Hindu Samaj of Hamilton & Region is a non-profit, religious organization based in Hamilton, Ontario, Canada, registered with Canada Customs and Revenue Agency. The organization, whose main operation is the Hindu Samaj Temple, has been serving the community in the new city of Hamilton and vicinity (formerly the regional municipality of Hamilton) since 1975.

==History==
The organization was formed in 1975 and received the charter as a charitable religious organization in February 1976. In 1984, the samaj purchased an old church and began converting it into a temple; Hindu deities were established, the last being in April 1993. The Temple is a centre of worship and focal point for cultural events for Hindus in the Golden Horseshoe area of Southern Ontario. The major Hindu festivals are organised and celebrated at the temple in accordance with Karma Kand of Sanātana Dharma. The temple also invites and hosts Hindu religious and spiritual leaders from around the world, including India.

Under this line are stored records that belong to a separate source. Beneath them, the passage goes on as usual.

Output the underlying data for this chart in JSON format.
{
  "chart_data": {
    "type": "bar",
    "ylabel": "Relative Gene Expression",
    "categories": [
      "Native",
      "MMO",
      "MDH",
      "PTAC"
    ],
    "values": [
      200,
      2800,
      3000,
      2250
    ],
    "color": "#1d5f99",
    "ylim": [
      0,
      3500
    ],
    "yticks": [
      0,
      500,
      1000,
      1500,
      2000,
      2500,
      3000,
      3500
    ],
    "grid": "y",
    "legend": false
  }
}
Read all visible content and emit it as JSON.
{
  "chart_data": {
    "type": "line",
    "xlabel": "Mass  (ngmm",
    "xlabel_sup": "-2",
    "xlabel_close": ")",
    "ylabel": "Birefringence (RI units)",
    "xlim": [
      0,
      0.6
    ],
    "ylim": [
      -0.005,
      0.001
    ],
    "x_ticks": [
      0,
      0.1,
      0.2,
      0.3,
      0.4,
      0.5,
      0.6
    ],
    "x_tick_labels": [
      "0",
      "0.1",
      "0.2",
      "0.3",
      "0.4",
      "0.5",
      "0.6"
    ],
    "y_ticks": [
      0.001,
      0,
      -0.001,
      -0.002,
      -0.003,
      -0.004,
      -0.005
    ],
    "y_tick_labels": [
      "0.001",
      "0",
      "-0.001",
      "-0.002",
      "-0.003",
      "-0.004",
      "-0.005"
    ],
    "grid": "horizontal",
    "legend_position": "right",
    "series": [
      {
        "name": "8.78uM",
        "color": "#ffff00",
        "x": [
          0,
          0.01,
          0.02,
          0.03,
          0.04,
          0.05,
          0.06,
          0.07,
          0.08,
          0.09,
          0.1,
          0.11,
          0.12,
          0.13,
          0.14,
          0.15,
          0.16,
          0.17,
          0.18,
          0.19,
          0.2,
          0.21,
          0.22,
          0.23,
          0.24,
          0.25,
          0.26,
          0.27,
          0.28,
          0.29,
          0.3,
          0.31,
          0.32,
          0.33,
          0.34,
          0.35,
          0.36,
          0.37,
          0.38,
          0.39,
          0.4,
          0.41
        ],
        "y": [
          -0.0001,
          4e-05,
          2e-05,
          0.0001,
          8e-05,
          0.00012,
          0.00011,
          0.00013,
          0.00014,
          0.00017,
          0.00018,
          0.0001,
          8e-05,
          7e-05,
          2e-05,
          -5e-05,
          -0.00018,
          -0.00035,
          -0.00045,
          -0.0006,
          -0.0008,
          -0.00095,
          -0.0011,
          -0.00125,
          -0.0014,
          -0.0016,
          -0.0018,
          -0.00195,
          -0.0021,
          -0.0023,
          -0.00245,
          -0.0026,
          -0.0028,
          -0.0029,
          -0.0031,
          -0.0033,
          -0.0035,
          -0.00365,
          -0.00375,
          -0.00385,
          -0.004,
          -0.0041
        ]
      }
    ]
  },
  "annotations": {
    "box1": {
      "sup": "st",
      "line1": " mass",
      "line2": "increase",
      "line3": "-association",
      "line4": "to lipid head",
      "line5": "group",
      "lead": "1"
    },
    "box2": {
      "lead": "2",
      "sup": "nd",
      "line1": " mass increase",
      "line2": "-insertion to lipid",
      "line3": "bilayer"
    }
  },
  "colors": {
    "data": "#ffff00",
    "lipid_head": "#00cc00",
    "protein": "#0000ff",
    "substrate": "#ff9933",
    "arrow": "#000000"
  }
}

The temple was the victim of arson on September 15, 2001. The temple was eventually rebuilt by the local community with assistance from government, and bank loans. The arson and subsequent rebuilding attracted national and international sympathy, and was covered by several international news organisations.

The temple was reopened in 2005. To commemorate the event the City of Hamilton recognised the Temple as a site of historic importance and installed a commemorative plaque. As a direct response to the arson, the city developed the Strengthening Hamilton Community Initiative . The Hamilton Centre for Civic Inclusion (HCCI) was set up in 2006 to act as a centralized hub for access to the knowledge and resources needed to build a strong, racially diverse and welcoming city. After years of investigation, on November 27, 2013, Hamilton Police arrested three men in connection with the arson.

==Operations==
The temple serves as a religious and a cultural centre for the Hindus in the area. A number of religious ceremonies are regularly performed. Major events that are routinely held at the temple or performed by the priests are: Engagement Ceremony, Marriage (priests are licensed to perform marriages in Ontario), Namakaran, Annaprashana, Mundan Sanskar, Havan, Bhumi Puja, Vastu Shanti/Griha Pravesh, Satyanarayan Puja, Navagraha Puja, Mata Ki Chowki.